Dossier IA36010075 réalisé en 2016

Fiche

Dossiers de synthèse

Parties constituantes non étudiées grange, étable, puits, toit à porcs, cour, poulailler, colombier, écurie, fournil, bergerie, silo
Dénominations ferme, maison forte
Aire d'étude et canton Parc naturel régional de la Brenne - Tournon-Saint-Martin
Adresse Commune : Néons-sur-Creuse
Lieu-dit : La Bonnelière
Cadastre : 2015 B 154 ; 1812 B 1104, 1105

Le fief de la Bonnelière est connu depuis le début de l'Époque Moderne. D’obédience poitevine, il relevait de la baronnie d'Angles et passe au cours des siècles entre les mains de plusieurs familles : du Plessis, de Grailly ou du Vernay. La métairie de la Bonnelière est citée en 1604 (Plaux s.d., Sécheresse 2019).

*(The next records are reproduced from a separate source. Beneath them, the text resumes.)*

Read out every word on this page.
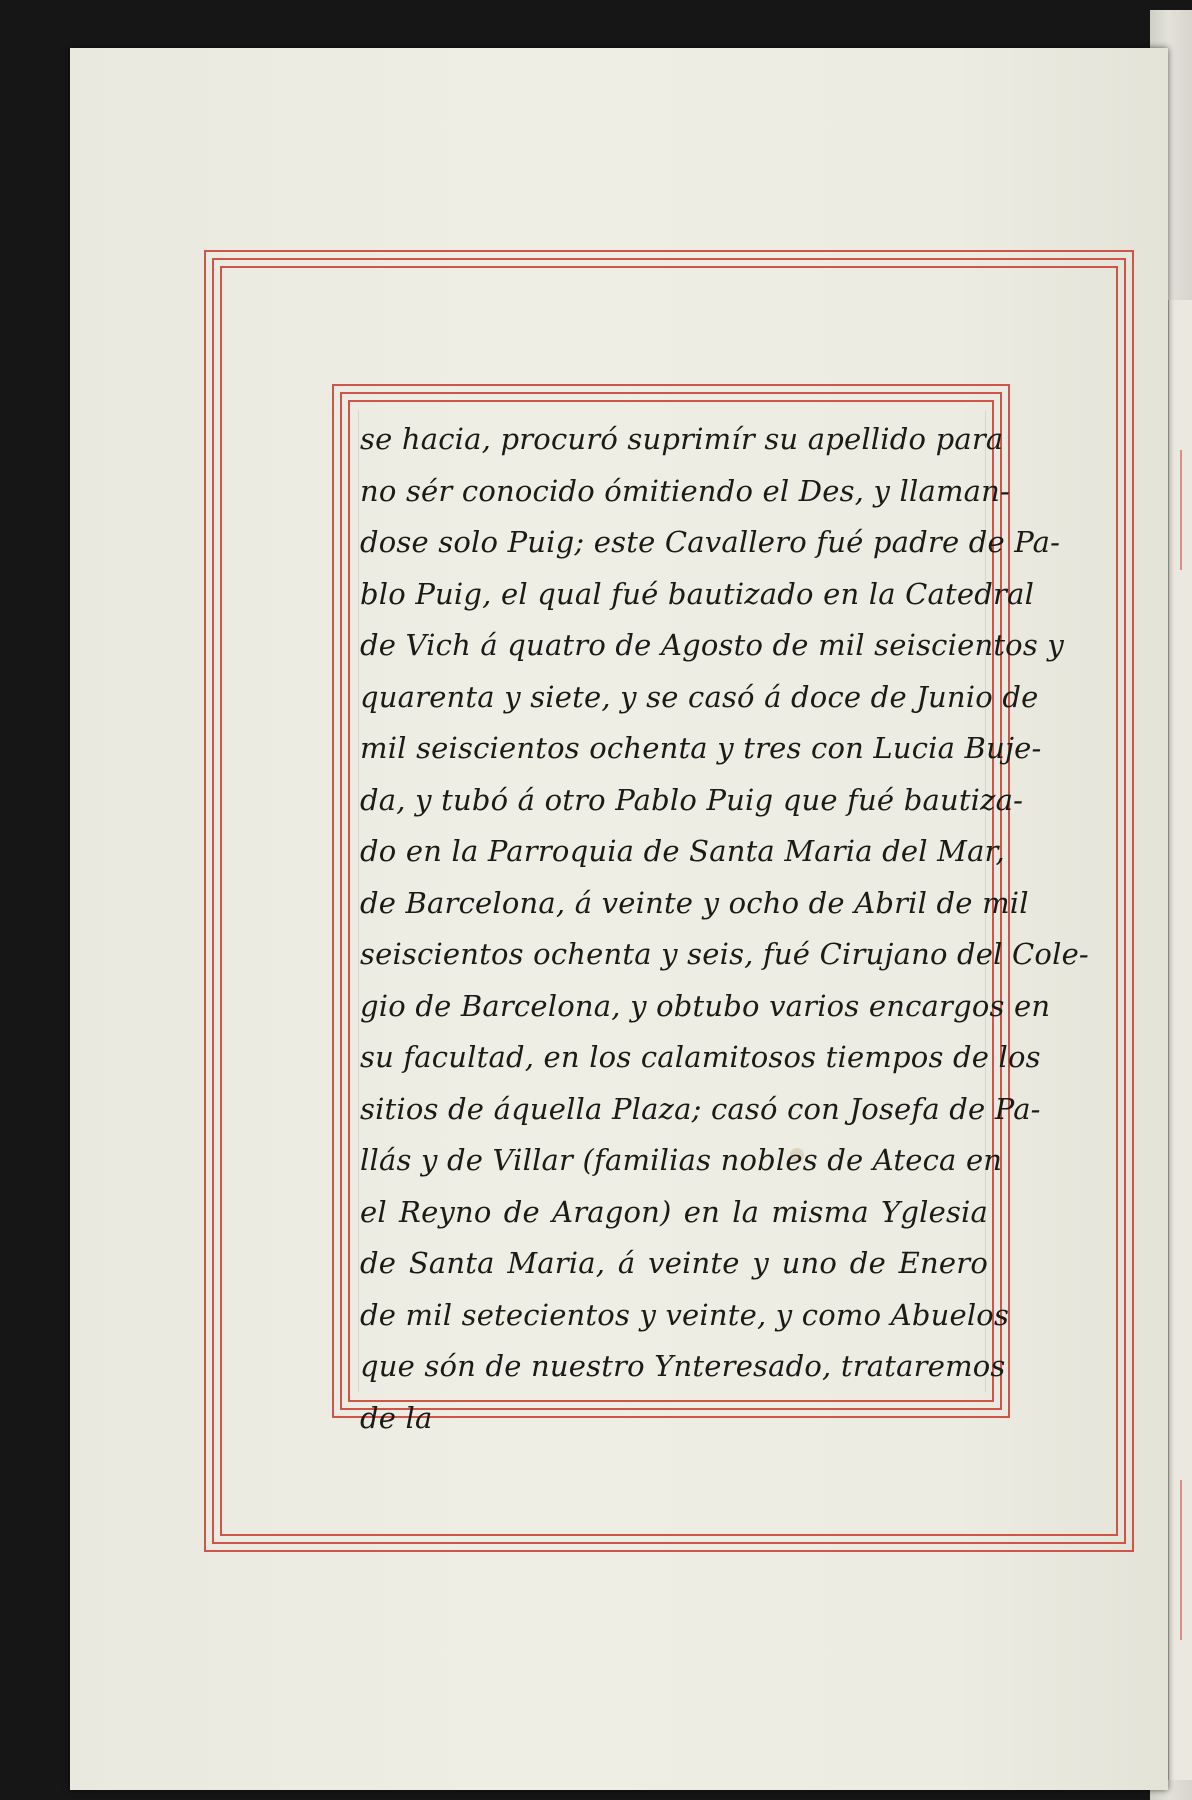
se hacia, procuró suprimír su apellido para
no sér conocido ómitiendo el Des, y llaman-
dose solo Puig; este Cavallero fué padre de Pa-
blo Puig, el qual fué bautizado en la Catedral
de Vich á quatro de Agosto de mil seiscientos y
quarenta y siete, y se casó á doce de Junio de
mil seiscientos ochenta y tres con Lucia Buje-
da, y tubó á otro Pablo Puig que fué bautiza-
do en la Parroquia de Santa Maria del Mar,
de Barcelona, á veinte y ocho de Abril de mil
seiscientos ochenta y seis, fué Cirujano del Cole-
gio de Barcelona, y obtubo varios encargos en
su facultad, en los calamitosos tiempos de los
sitios de áquella Plaza; casó con Josefa de Pa-
llás y de Villar (familias nobles de Ateca en
el Reyno de Aragon) en la misma Yglesia
de Santa Maria, á veinte y uno de Enero
de mil setecientos y veinte, y como Abuelos
que són de nuestro Ynteresado, trataremos
de la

Une ferme à cour fermée, légèrement différente de l’actuelle, est portée sur le plan cadastral de 1812. Des bâtiments, aujourd’hui disparus, figurant sur le document, se retrouvent sur des photographies de la ferme prises vers 1894 : à l'emplacement de la grande étable (qui a servi également d'écuries) s'élevait une tour carrée, à toiture en pavillon, munie d'un porche (déjà condamné sur la photographie). Il s'agissait d’un colombier formant porche. Le bâtiment accolé (probable étable) s’appuyait sur la tour nord de la maison forte (cf. vue des bâtiments depuis le nord-est). On voit sur un autre cliché pris depuis le sud-ouest de la ferme une porte charretière (ancienne entrée principale) à droite d'un petit bâtiment en appentis qui a également disparu.

La maison forte (logement de la ferme) date des 15e-16e siècles mais elle pourrait avoir été remaniée peu de temps après sa construction (ou reconstruction). La tradition veut en effet que le bâtiment ait été fortifié à la hâte, au moment des troubles des guerres de Religion, par le percement de très nombreuses meurtrières et la condamnation de la fenêtre en rez-de-chaussée de l'élévation nord-ouest (datée du 16e siècle et mise au jour il y a une dizaine d’années seulement). L'hypothèse reste peu vraisembable : lle système défensif ne semble pas issu d'un remaniement mais paraît avoir été pensé dans le projet initial de construction.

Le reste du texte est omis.